LONDON,(Reuters) - British industrial output slowed further at the end of last year, hurt by maintenance work on North Sea oil and gas fields, adding to signs that Britain's economic recovery lost some pace as 2014 came to a close.
Industrial output fell by a monthly 0.2 percent in December, compared with economists' average forecast of a 0.1 percent rise, after no change in November, the Office for National Statistics said on Tuesday.
With Britons going to the polls in less than three months' time, the outlook for the economy is under close scrutiny by all political parties. Prime Minister David Cameron has said he wants Britain to be more export-oriented, but weakness in the euro zone has left it largely reliant on consumer demand.
For the fourth quarter as a whole, industrial output was up 0.1 percent, stronger than the 0.1 percent decline the ONS had pencilled into its preliminary estimate of fourth-quarter gross domestic product growth.
But the ONS said that the revision was not big enough to point towards an upward revision to GDP growth of 0.5 percent when a second estimate of fourth-quarter GDP is published on Feb. 26.
Britain's economy grew by 2.6 percent in 2014, the fastest growth rate of any big advanced economy, but lost pace towards the end of the year, including in the manufacturing sector which is exposed to weakening demand in the euro zone.
Since then, however, there have been signs that the fall in world oil prices has given a fresh boost to growth.
Earlier on Tuesday, an economic think tank said Britain's economy was on track for its strongest growth in nearly 10 years in 2015 as the oil price plunge put money in the pockets of the country's free-spending consumers.
Tuesday's data showed manufacturing output rose 0.1 percent after robust growth of 0.8 percent on the month in November. Economists taking part in a Reuters poll had expected output to fall by 0.1 percent.

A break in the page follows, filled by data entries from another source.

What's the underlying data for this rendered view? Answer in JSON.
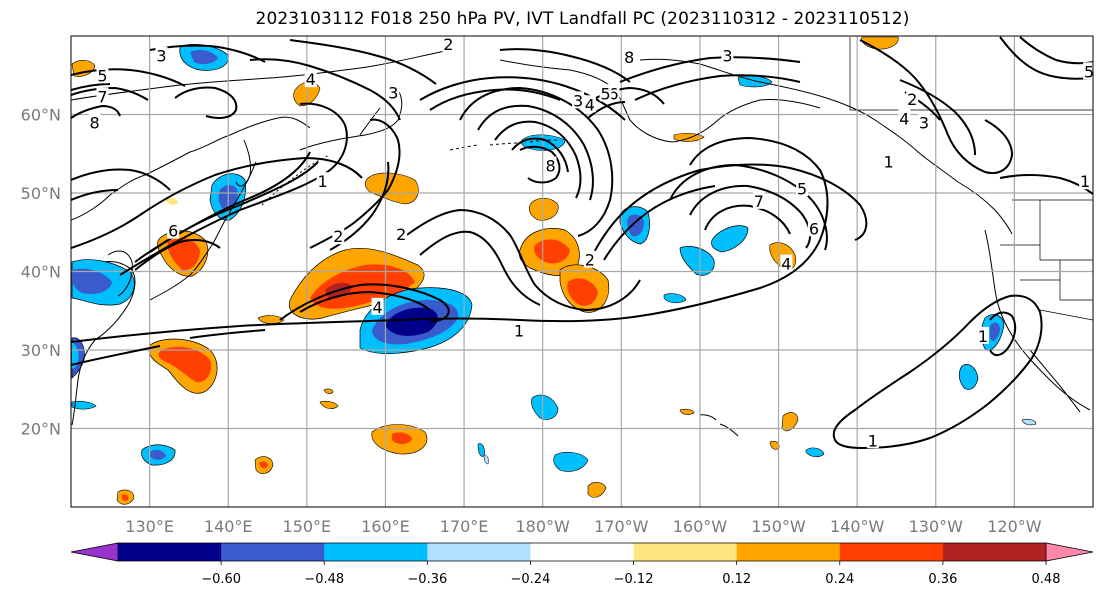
{
  "title": "2023103112 F018 250 hPa PV, IVT Landfall PC (2023110312 - 2023110512)",
  "map": {
    "lon_range": [
      120,
      250
    ],
    "lat_range": [
      10,
      70
    ],
    "lat_ticks": [
      {
        "value": 20,
        "label": "20°N"
      },
      {
        "value": 30,
        "label": "30°N"
      },
      {
        "value": 40,
        "label": "40°N"
      },
      {
        "value": 50,
        "label": "50°N"
      },
      {
        "value": 60,
        "label": "60°N"
      }
    ],
    "lon_ticks": [
      {
        "value": 130,
        "label": "130°E"
      },
      {
        "value": 140,
        "label": "140°E"
      },
      {
        "value": 150,
        "label": "150°E"
      },
      {
        "value": 160,
        "label": "160°E"
      },
      {
        "value": 170,
        "label": "170°E"
      },
      {
        "value": 180,
        "label": "180°W"
      },
      {
        "value": 190,
        "label": "170°W"
      },
      {
        "value": 200,
        "label": "160°W"
      },
      {
        "value": 210,
        "label": "150°W"
      },
      {
        "value": 220,
        "label": "140°W"
      },
      {
        "value": 230,
        "label": "130°W"
      },
      {
        "value": 240,
        "label": "120°W"
      }
    ],
    "grid": true,
    "contour_color": "#000000",
    "coast_color": "#000000"
  },
  "colorbar": {
    "colors": [
      "#9933cc",
      "#00008b",
      "#3a5bcc",
      "#00bfff",
      "#b0e0ff",
      "#ffffff",
      "#ffe680",
      "#ffa500",
      "#ff4000",
      "#b22222",
      "#ff88aa"
    ],
    "tick_labels": [
      "−0.60",
      "−0.48",
      "−0.36",
      "−0.24",
      "−0.12",
      "0.12",
      "0.24",
      "0.36",
      "0.48",
      "0.60"
    ],
    "extend": "both"
  },
  "contour_labels": [
    {
      "text": "3",
      "lon": 131.5,
      "lat": 67.5
    },
    {
      "text": "5",
      "lon": 124,
      "lat": 65
    },
    {
      "text": "7",
      "lon": 124,
      "lat": 62.3
    },
    {
      "text": "8",
      "lon": 123,
      "lat": 59
    },
    {
      "text": "4",
      "lon": 150.5,
      "lat": 64.5
    },
    {
      "text": "3",
      "lon": 161,
      "lat": 62.8
    },
    {
      "text": "2",
      "lon": 168,
      "lat": 69
    },
    {
      "text": "1",
      "lon": 152,
      "lat": 51.5
    },
    {
      "text": "2",
      "lon": 154,
      "lat": 44.5
    },
    {
      "text": "2",
      "lon": 162,
      "lat": 44.8
    },
    {
      "text": "6",
      "lon": 133,
      "lat": 45.2
    },
    {
      "text": "4",
      "lon": 159,
      "lat": 35.5
    },
    {
      "text": "1",
      "lon": 177,
      "lat": 32.5
    },
    {
      "text": "2",
      "lon": 186,
      "lat": 41.5
    },
    {
      "text": "8",
      "lon": 181,
      "lat": 53.5
    },
    {
      "text": "4",
      "lon": 186,
      "lat": 61.3
    },
    {
      "text": "3",
      "lon": 184.5,
      "lat": 61.8
    },
    {
      "text": "6",
      "lon": 189,
      "lat": 62.7
    },
    {
      "text": "5",
      "lon": 188,
      "lat": 62.7
    },
    {
      "text": "8",
      "lon": 191,
      "lat": 67.3
    },
    {
      "text": "3",
      "lon": 203.5,
      "lat": 67.5
    },
    {
      "text": "5",
      "lon": 213,
      "lat": 50.6
    },
    {
      "text": "7",
      "lon": 207.5,
      "lat": 49
    },
    {
      "text": "6",
      "lon": 214.5,
      "lat": 45.5
    },
    {
      "text": "4",
      "lon": 211,
      "lat": 41
    },
    {
      "text": "4",
      "lon": 226,
      "lat": 59.5
    },
    {
      "text": "3",
      "lon": 228.5,
      "lat": 59
    },
    {
      "text": "2",
      "lon": 227,
      "lat": 62
    },
    {
      "text": "1",
      "lon": 224,
      "lat": 54
    },
    {
      "text": "1",
      "lon": 249,
      "lat": 51.5
    },
    {
      "text": "5",
      "lon": 249.5,
      "lat": 65.5
    },
    {
      "text": "1",
      "lon": 222,
      "lat": 18.5
    },
    {
      "text": "1",
      "lon": 236,
      "lat": 31.8
    }
  ]
}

Compared with a year earlier, factory output was 2.4 percent higher, slowing slightly from an upwardly revised 3.0 percent in November, which was the strongest in three months.
Weak industrial output -- which was up just 0.5 percent on the year -- largely reflected falling North Sea oil output, due to extended maintenance needed on oil fields which are coming towards the end of their productive life.
Oil and gas extraction fell by 9.3 percent on the year, the biggest fall since August 2013. Some of December's weakness was due to extra maintenance in the Huntington field, which had been scheduled to be completed in November.
The ONS said lower oil prices had not yet had a clear impact on output, but that Britain's energy ministry was forecasting there could be an effect in the first three months of 2015.
Some economists say lower oil prices should be a boost to manufacturers, most of whom will enjoy lower raw material costs and stronger consumer demand.
A private-sector survey of factory purchasing managers showed that activity grew at its slowest pace in three months in December, before picking up pace in January.